Bioinformatiker

Hassan är forskare i bioinformatisk på Genomic Medicine Centrum vid Karolinska sjukhuset.

What made you choose this education?

I started to learn programming at a very young age and ever since highschool I have been interested in both math and biology. I eventually did my bachelors studies in electrical and biomedical engineering. At that time I knew what I was going to go for my higher education and started looking up the computational biology field. After multiple courses, a masters degree, and PhD, I found bioinformatic science to be the best of three worlds: biology, mathematics, and computer science. Even though, after all these years, I consider myself more of a computational biologist than bioinformatic scientist.

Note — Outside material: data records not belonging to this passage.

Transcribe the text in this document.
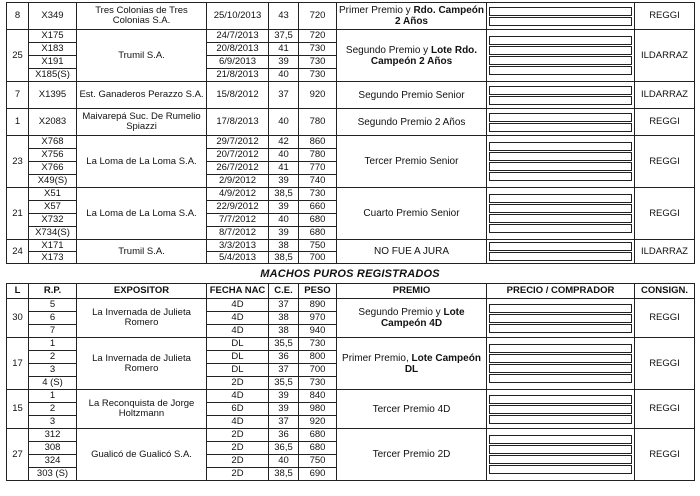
8	X349	Tres Colonias de Tres Colonias S.A.	25/10/2013	43	720	Primer Premio y Rdo. Campeón 2 Años		REGGI
25	X175	Trumil S.A.	24/7/2013	37,5	720	Segundo Premio y Lote Rdo. Campeón 2 Años		ILDARRAZ
	X183		20/8/2013	41	730			
	X191		6/9/2013	39	730			
	X185(S)		21/8/2013	40	730			
7	X1395	Est. Ganaderos Perazzo S.A.	15/8/2012	37	920	Segundo Premio Senior		ILDARRAZ
1	X2083	Maivarepá Suc. De Rumelio Spiazzi	17/8/2013	40	780	Segundo Premio 2 Años		REGGI
23	X768	La Loma de La Loma S.A.	29/7/2012	42	860	Tercer Premio Senior		REGGI
	X756		20/7/2012	40	780			
	X766		26/7/2012	41	770			
	X49(S)		2/9/2012	39	740			
21	X51	La Loma de La Loma S.A.	4/9/2012	38,5	730	Cuarto Premio Senior		REGGI
	X57		22/9/2012	39	660			
	X732		7/7/2012	40	680			
	X734(S)		8/7/2012	39	680			
24	X171	Trumil S.A.	3/3/2013	38	750	NO FUE A JURA		ILDARRAZ
	X173		5/4/2013	38,5	700			
MACHOS PUROS REGISTRADOS
L	R.P.	EXPOSITOR	FECHA NAC	C.E.	PESO	PREMIO	PRECIO / COMPRADOR	CONSIGN.
30	5	La Invernada de Julieta Romero	4D	37	890	Segundo Premio y Lote Campeón 4D		REGGI
	6		4D	38	970			
	7		4D	38	940			
17	1	La Invernada de Julieta Romero	DL	35,5	730	Primer Premio, Lote Campeón DL		REGGI
	2		DL	36	800			
	3		DL	37	700			
	4 (S)		2D	35,5	730			
15	1	La Reconquista de Jorge Holtzmann	4D	39	840	Tercer Premio 4D		REGGI
	2		6D	39	980			
	3		4D	37	920			
27	312	Gualicó de Gualicó S.A.	2D	36	680	Tercer Premio 2D		REGGI
	308		2D	36,5	680			
	324		2D	40	750			
	303 (S)		2D	38,5	690			
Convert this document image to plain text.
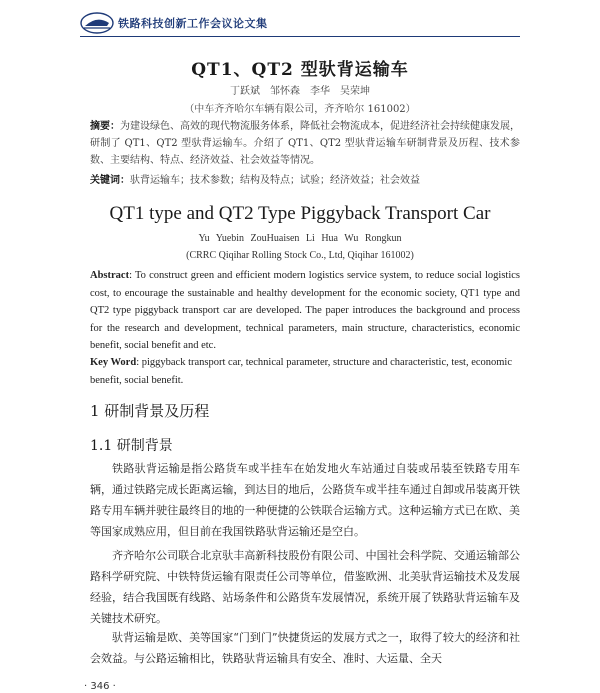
铁路科技创新工作会议论文集
QT1、QT2 型驮背运输车
丁跃斌　邹怀森　李华　吴荣坤
（中车齐齐哈尔车辆有限公司，齐齐哈尔 161002）
摘要：为建设绿色、高效的现代物流服务体系，降低社会物流成本，促进经济社会持续健康发展，研制了 QT1、QT2 型驮背运输车。介绍了 QT1、QT2 型驮背运输车研制背景及历程、技术参数、主要结构、特点、经济效益、社会效益等情况。
关键词：驮背运输车；技术参数；结构及特点；试验；经济效益；社会效益
QT1 type and QT2 Type Piggyback Transport Car
Yu Yuebin ZouHuaisen Li Hua Wu Rongkun
(CRRC Qiqihar Rolling Stock Co., Ltd, Qiqihar 161002)
Abstract: To construct green and efficient modern logistics service system, to reduce social logistics cost, to encourage the sustainable and healthy development for the economic society, QT1 type and QT2 type piggyback transport car are developed. The paper introduces the background and process for the research and development, technical parameters, main structure, characteristics, economic benefit, social benefit and etc.
Key Word: piggyback transport car, technical parameter, structure and characteristic, test, economic benefit, social benefit.
1 研制背景及历程
1.1 研制背景

铁路驮背运输是指公路货车或半挂车在始发地火车站通过自装或吊装至铁路专用车辆，通过铁路完成长距离运输，到达目的地后，公路货车或半挂车通过自卸或吊装离开铁路专用车辆并驶往最终目的地的一种便捷的公铁联合运输方式。这种运输方式已在欧、美等国家成熟应用，但目前在我国铁路驮背运输还是空白。

齐齐哈尔公司联合北京驮丰高新科技股份有限公司、中国社会科学院、交通运输部公路科学研究院、中铁特货运输有限责任公司等单位，借鉴欧洲、北美驮背运输技术及发展经验，结合我国既有线路、站场条件和公路货车发展情况，系统开展了铁路驮背运输车及关键技术研究。

驮背运输是欧、美等国家“门到门”快捷货运的发展方式之一，取得了较大的经济和社会效益。与公路运输相比，铁路驮背运输具有安全、准时、大运量、全天

· 346 ·
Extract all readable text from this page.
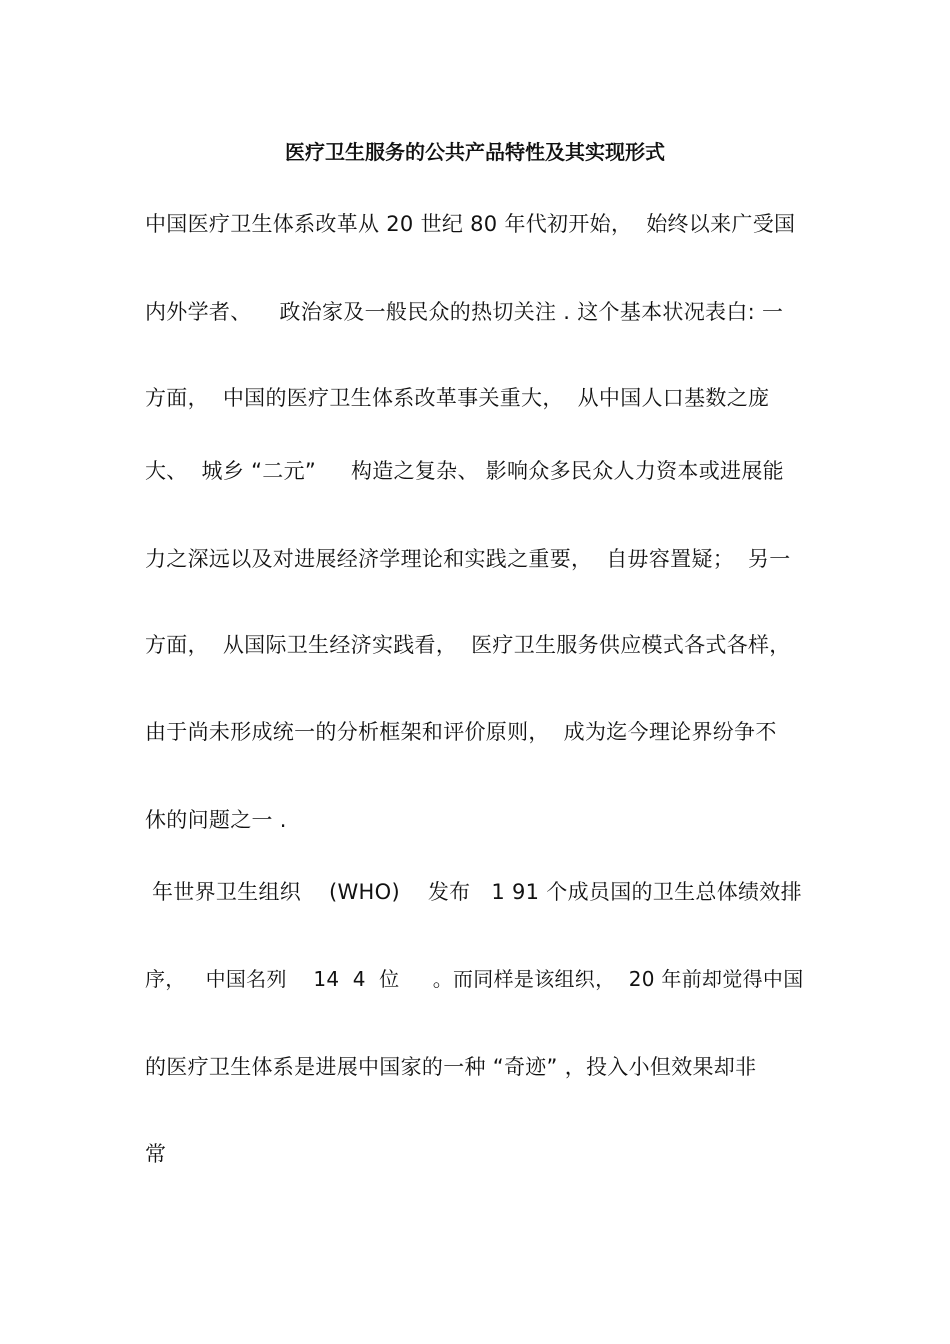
医疗卫生服务的公共产品特性及其实现形式
中国医疗卫生体系改革从 20 世纪 80 年代初开始，  始终以来广受国
内外学者、    政治家及一般民众的热切关注 . 这个基本状况表白: 一
方面，  中国的医疗卫生体系改革事关重大，  从中国人口基数之庞
大、  城乡 “二元”     构造之复杂、 影响众多民众人力资本或进展能
力之深远以及对进展经济学理论和实践之重要，  自毋容置疑；  另一
方面，  从国际卫生经济实践看，  医疗卫生服务供应模式各式各样，
由于尚未形成统一的分析框架和评价原则，  成为迄今理论界纷争不
休的问题之一 .
年世界卫生组织    (WHO)    发布   1 91 个成员国的卫生总体绩效排
序，   中国名列    14  4  位     。而同样是该组织，  20 年前却觉得中国
的医疗卫生体系是进展中国家的一种 “奇迹” ，投入小但效果却非
常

Did you find your education difficult?

Bioinformatics training is not particularly difficult. What makes it hard (or challenging) is the requirement to learn biology, statistics and math, programming and developing some algorithmic mindset towards problem solving. This multidisciplinary training can be challenging at times, but I wouldn't call it particularly hard.

Please give us a brief picture of your job

I am a bioinformatic scientist at Genomic Medicine Center at Karolinska Hospital. My job is to develop an analysis pipeline (or what we call a bioinformatic analysis workflow) to analyze genome data from cancer patients. The result of this analysis is then sent to doctors and clinicians to assist them in diagnosing and hopefully treating cancer patients.

Is your work what you thought it would be?

It actually is! I love challenging tasks and algorithmic solutions in solving complex problems, and I get plenty of those as a bioinformatic scientist.

What is the best thing with your job?

It is the impact I can make in hopefully resulting in a more efficient cancer diagnostics. Sometimes that I come to think of it, it is the main reason I have continued working as a bioinformatic scientist.

The most successful bioinformaticians are always on the cutting edge of biology knowledge and a very good understanding of statistics.

Is there anything your think others who are considering your field should know?

As I mentioned above, one needs to be good in statistics and biology. And most bioinformatics study programs already offer these two. However, I would recommend to equip oneself with a bit of programming knowledge and skill as well.